Gillis brought up the idea to the team at Third Man Records, Third Man Pressing’s parent company, which is co-owned by his brother Jack White of the White Stripes.
“No other label would have done this, I can guarantee it,” Gillis said. “For us, this comes out of our neighborhood and we wanted to be a part of it. So, it was a great opportunity. The timing couldn’t have been any better.”
“Martin & Los Primos” was released in July 2020. Gillis doesn’t have the exact numbers, but said the album sold well and may be up for a repress soon.
And having a physical record full of Los Primos’ songs was helpful for the Michigan Hall of Fame when completing the historical marker application.
El camino hacia un hito histórico (The road to a historical marker)
The process to recognize Tejano artists in Michigan began around 2018, after Solis Jr. was inducted into the Tejano R.O.O.T.S. (Remembering Our Own Tejano Stars) Hall of Fame in Alice, Texas, considered the birthplace of the genre. After Solis Jr. received the honor, Frank called Michigan Music Hall of Fame President Kevin Hill to see if his father could be commemorated locally.
“In some obscure internet search he discovered the Michigan Music Hall of Fame, so he basically cold-called me and he was explaining the story of his dad,” Hill said. “As time went on, we were searching for some different ways on what we could do because his dad’s story is a fascinating one. Then one day I said, ‘Well, why don’t we do a historical marker?’”
The two set to work on the application for the Michigan Historical Commission, which requires applicants to make the case for their topic through the application and historical research. To help with the research on the history of Tejano music, Frank and Hill called Dávila.

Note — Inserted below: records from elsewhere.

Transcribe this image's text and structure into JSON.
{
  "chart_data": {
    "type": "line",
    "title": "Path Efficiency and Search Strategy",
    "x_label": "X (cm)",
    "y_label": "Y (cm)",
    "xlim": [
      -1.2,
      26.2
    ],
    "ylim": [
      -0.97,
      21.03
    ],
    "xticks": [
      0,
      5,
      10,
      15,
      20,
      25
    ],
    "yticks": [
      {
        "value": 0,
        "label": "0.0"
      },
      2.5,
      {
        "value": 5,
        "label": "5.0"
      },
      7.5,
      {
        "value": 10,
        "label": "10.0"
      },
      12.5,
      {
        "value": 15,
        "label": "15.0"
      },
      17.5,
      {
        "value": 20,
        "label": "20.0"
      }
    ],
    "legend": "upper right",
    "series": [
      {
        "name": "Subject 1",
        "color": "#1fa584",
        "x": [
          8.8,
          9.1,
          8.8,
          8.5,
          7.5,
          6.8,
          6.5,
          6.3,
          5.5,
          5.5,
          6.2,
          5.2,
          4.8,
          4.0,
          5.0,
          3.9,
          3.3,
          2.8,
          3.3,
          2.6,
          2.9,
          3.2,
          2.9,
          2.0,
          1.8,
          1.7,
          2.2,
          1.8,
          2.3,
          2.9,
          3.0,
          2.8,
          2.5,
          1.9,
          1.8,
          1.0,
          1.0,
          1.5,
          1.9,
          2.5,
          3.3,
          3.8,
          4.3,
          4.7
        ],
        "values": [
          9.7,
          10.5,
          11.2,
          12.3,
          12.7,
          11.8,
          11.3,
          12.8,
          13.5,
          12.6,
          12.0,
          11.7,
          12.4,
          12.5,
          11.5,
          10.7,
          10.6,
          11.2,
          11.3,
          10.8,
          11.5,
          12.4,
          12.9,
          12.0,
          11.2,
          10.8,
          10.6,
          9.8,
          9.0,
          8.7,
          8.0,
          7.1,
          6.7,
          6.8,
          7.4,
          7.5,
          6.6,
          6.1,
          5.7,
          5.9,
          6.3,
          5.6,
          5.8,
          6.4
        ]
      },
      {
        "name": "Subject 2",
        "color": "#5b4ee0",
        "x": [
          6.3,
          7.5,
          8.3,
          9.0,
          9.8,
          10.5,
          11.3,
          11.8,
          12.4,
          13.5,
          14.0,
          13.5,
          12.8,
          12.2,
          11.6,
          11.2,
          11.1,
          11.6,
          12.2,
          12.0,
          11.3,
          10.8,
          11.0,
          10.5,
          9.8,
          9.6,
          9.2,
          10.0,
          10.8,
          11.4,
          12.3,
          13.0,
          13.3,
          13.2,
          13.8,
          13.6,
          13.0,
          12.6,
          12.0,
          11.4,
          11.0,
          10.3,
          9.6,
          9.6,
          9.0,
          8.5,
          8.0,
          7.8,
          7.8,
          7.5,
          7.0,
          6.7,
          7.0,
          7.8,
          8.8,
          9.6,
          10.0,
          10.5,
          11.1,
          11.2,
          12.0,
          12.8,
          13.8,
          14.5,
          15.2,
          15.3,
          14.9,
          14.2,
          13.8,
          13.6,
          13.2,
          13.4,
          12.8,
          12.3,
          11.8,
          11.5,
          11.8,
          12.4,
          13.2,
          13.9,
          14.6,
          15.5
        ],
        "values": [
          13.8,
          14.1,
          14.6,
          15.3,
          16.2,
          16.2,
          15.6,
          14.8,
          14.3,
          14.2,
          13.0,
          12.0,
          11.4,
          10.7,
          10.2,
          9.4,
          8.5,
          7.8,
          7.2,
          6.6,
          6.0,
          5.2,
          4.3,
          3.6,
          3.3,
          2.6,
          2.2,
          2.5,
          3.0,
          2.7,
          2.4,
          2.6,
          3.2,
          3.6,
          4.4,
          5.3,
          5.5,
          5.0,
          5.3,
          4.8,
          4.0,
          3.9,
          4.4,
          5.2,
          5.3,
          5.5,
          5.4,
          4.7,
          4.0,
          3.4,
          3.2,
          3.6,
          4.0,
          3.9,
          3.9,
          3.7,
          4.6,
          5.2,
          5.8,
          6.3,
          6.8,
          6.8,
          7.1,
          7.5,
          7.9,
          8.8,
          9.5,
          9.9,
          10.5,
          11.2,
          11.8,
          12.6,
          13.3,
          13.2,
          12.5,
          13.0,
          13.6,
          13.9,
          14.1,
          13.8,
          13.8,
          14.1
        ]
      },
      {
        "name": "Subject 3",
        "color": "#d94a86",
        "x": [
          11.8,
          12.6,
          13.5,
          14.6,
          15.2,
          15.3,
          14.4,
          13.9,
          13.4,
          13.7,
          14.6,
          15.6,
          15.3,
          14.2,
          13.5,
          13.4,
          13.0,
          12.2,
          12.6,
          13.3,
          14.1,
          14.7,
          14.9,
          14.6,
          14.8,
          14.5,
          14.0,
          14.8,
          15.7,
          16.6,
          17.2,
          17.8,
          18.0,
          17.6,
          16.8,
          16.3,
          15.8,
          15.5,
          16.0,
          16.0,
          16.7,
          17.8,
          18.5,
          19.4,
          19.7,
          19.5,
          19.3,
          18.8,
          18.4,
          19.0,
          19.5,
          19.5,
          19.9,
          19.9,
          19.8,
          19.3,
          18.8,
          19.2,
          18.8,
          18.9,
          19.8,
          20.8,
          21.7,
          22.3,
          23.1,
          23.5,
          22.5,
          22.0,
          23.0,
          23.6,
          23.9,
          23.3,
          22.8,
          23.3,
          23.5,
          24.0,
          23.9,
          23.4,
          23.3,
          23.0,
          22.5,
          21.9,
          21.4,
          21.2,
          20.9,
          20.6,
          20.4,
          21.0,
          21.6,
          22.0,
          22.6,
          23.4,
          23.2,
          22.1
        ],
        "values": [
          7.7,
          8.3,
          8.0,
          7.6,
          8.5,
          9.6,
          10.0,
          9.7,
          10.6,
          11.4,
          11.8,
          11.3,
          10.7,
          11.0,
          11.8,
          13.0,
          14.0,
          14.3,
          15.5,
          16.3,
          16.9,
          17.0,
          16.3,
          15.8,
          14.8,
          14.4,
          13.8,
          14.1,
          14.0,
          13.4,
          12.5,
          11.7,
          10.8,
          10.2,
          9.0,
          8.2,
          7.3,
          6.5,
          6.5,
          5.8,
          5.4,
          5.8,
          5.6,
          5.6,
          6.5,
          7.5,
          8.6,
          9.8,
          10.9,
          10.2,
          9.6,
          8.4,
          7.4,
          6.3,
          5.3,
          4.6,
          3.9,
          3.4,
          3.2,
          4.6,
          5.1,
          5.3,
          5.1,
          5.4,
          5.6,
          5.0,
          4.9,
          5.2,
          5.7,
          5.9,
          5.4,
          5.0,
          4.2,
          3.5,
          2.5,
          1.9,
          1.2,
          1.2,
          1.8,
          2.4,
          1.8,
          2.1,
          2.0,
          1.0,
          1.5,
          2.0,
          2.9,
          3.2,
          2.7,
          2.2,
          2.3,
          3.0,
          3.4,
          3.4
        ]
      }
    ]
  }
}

He interviewed Frank for a 2018 research project on Tejano music in the Midwest, which resulted in a newsletter later that year with Laurie Kay Sommers, an independent consultant in folklore and historic preservation.
“As a result of doing that research and connecting with Richard at the Institute, we were able to begin to piece together information, research and documentation to present to the state in order to get the marker approved,” Hill said.
The application was submitted in December 2021 and was approved earlier this year, Hill said.
La música vive para siempre (Music lives on forever)
In addition to the installation of the marker, Friday’s celebration will feature music from local Tejano group Beto y Dos Guys and speakers including Detroit Deputy Mayor Todd Bettison; Michigan Historical Commission member Delia Fernandez-Jones; Mexicantown Community Development Corporation Executive Director Raymond Lozano; and Gillis.
Frank said the marker symbolizes that Tejano music is finally getting more recognition, not just for his father, but for other Tejano artists.
“It’s really amazing,” he said. “It’s gonna hit home more.”
Added Davila: “As someone who’s researching this music more broadly in the Midwest, I’m really proud to see this happening, to see this community that hasn’t really gotten a lot of recognition in the past. To be able to get this recognition from the state that says ‘there were Tejanos in Michigan, they contributed to the cultural life of the state in a meaningful way’…it’s really important to see that.”
And for past Tejano artists like Martin Solis Jr., their music will continue to play, even when they’re long gone.